La réouverture de l’aéroport de Goma est devenue une priorité pour le gouvernement congolais, motivée par des considérations humanitaires. Ce terminal aérien doit rouvrir afin de faciliter l’acheminement de l’aide aux victimes de la guerre.
C’est ce qu’a déclaré la ministre des Affaires étrangères, Thérèse Kayikwamba, lors d’une interview accordée au média allemand Deutsche Welle (DW), en marge de la 61e Conférence de Munich sur la sécurité.
« La question de l’aéroport de Goma est très stratégique et très importante. Elle n’est pas seulement importante sur le plan logistique ; elle est cruciale, car cet aéroport constitue une bouée de sauvetage pour l’accès humanitaire et une voie d’approvisionnement essentielle pour l’acheminement de l’aide sur le terrain », a-t-elle souligné.
Elle a également ajouté : « C’est pourquoi le gouvernement congolais attache une grande importance à la réouverture de l’aéroport.
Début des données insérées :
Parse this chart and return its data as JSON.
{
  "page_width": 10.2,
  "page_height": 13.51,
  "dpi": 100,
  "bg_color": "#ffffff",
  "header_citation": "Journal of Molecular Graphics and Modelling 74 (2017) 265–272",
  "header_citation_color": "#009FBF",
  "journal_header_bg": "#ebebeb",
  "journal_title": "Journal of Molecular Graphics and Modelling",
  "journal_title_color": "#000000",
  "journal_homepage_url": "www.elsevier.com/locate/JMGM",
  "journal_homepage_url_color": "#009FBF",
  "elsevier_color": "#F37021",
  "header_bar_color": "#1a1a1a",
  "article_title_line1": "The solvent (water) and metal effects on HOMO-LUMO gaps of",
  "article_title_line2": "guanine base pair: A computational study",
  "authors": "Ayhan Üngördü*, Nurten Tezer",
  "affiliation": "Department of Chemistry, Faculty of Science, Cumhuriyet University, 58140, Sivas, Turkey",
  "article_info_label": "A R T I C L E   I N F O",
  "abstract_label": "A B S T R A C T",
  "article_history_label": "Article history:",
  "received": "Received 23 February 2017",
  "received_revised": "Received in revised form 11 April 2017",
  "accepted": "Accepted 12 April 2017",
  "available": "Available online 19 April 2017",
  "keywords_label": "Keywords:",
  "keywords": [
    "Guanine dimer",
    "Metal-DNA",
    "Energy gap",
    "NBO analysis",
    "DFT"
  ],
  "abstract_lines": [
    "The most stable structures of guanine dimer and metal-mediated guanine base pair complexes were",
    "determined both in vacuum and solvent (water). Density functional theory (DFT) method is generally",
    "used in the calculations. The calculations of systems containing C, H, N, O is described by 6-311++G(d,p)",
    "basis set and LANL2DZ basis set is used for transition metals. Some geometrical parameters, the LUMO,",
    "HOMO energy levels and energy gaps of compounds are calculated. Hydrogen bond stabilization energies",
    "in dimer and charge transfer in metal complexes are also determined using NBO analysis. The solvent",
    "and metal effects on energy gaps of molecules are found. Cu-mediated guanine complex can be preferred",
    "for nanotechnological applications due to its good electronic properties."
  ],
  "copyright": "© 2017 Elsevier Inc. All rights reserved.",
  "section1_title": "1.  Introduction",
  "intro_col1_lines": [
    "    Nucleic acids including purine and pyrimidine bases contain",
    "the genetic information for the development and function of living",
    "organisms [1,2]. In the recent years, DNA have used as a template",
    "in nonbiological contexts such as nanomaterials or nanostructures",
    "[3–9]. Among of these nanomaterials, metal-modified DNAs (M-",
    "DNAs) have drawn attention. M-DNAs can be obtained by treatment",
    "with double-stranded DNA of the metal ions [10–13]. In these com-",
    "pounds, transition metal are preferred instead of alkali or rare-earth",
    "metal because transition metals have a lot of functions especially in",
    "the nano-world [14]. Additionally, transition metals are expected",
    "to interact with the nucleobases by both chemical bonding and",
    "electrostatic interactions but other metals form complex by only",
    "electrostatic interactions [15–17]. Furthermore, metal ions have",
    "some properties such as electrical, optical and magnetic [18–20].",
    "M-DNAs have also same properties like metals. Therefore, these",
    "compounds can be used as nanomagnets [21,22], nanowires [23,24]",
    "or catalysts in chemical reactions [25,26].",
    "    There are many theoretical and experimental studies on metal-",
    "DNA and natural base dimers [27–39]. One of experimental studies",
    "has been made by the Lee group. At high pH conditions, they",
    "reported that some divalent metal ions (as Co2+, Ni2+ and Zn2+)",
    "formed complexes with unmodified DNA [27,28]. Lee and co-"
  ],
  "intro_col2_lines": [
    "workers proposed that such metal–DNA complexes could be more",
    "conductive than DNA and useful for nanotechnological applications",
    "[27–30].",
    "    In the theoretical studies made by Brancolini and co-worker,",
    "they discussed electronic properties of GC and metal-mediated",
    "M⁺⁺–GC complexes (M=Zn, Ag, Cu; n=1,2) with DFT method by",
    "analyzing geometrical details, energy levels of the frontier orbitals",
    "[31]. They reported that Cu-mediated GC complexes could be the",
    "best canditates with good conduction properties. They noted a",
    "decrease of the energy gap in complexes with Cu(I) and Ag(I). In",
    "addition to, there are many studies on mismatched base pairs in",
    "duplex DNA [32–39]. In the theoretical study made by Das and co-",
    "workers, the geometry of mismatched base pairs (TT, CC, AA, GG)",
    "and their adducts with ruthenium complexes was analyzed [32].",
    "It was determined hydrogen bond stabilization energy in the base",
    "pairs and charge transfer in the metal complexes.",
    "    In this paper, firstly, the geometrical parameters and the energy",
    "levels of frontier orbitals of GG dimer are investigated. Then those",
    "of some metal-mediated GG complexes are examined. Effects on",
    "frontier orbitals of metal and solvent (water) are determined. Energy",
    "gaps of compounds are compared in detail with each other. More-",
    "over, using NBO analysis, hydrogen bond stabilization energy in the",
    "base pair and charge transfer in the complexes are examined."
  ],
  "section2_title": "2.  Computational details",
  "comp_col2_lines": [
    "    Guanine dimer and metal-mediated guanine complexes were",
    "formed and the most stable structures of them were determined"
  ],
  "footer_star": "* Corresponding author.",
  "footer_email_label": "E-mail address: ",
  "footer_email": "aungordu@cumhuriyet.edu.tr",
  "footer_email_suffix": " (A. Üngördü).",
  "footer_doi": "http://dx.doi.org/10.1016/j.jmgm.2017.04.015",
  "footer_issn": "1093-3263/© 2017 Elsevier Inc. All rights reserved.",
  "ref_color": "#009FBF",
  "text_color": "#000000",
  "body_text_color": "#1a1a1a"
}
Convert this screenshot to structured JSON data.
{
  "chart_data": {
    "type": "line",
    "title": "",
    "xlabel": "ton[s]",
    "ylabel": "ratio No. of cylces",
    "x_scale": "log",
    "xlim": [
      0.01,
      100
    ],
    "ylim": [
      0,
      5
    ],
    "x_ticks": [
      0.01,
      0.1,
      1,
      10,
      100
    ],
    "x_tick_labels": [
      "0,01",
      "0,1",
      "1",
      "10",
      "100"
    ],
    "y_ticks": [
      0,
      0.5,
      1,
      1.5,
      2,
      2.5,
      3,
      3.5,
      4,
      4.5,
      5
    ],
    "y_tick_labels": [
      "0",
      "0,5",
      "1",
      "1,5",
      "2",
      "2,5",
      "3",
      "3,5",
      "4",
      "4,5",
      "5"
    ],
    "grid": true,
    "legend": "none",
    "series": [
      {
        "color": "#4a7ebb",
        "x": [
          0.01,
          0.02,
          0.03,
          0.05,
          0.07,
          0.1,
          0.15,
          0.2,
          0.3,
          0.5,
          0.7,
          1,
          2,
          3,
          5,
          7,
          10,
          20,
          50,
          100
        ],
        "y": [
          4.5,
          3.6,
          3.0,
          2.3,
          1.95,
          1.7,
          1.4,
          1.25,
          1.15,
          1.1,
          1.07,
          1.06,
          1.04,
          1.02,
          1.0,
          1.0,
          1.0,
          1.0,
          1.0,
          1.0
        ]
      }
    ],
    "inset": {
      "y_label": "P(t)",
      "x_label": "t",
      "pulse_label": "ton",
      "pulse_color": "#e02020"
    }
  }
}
Lors de la conférence humanitaire de Paris, le gouvernement congolais a été clair : il s’agit de désamorcer les tensions et de dépolitiser l’accès humanitaire. »
Par ailleurs, la ministre a exprimé le souhait que la sécurité de cet aéroport soit confiée à la MONUSCO, « seule entité qui dispose d’un niveau suffisant de neutralité dans un contexte de forte méfiance entre les parties ».
« Nous attendons de la MONUSCO qu’elle joue un rôle clé dans la sécurisation de l’aéroport et qu’elle veille à ce que l’accès soit établi avant tout à des fins humanitaires, afin que l’accès humanitaire puisse être rétabli à Goma et dans le reste de la province du Nord-Kivu », a poursuivi Thérèse Kayikwamba.
Pour rappel, l’aéroport de Goma est inopérationnel depuis que les rebelles du M23 ont pris le contrôle de la ville en janvier 2025. Au cours des affrontements, la plupart des équipements aéroportuaires ont été détruits. Plusieurs personnalités, dont le président français Emmanuel Macron, exercent actuellement des pressions sur les rebelles afin qu’ils permettent la réouverture de l’aéroport.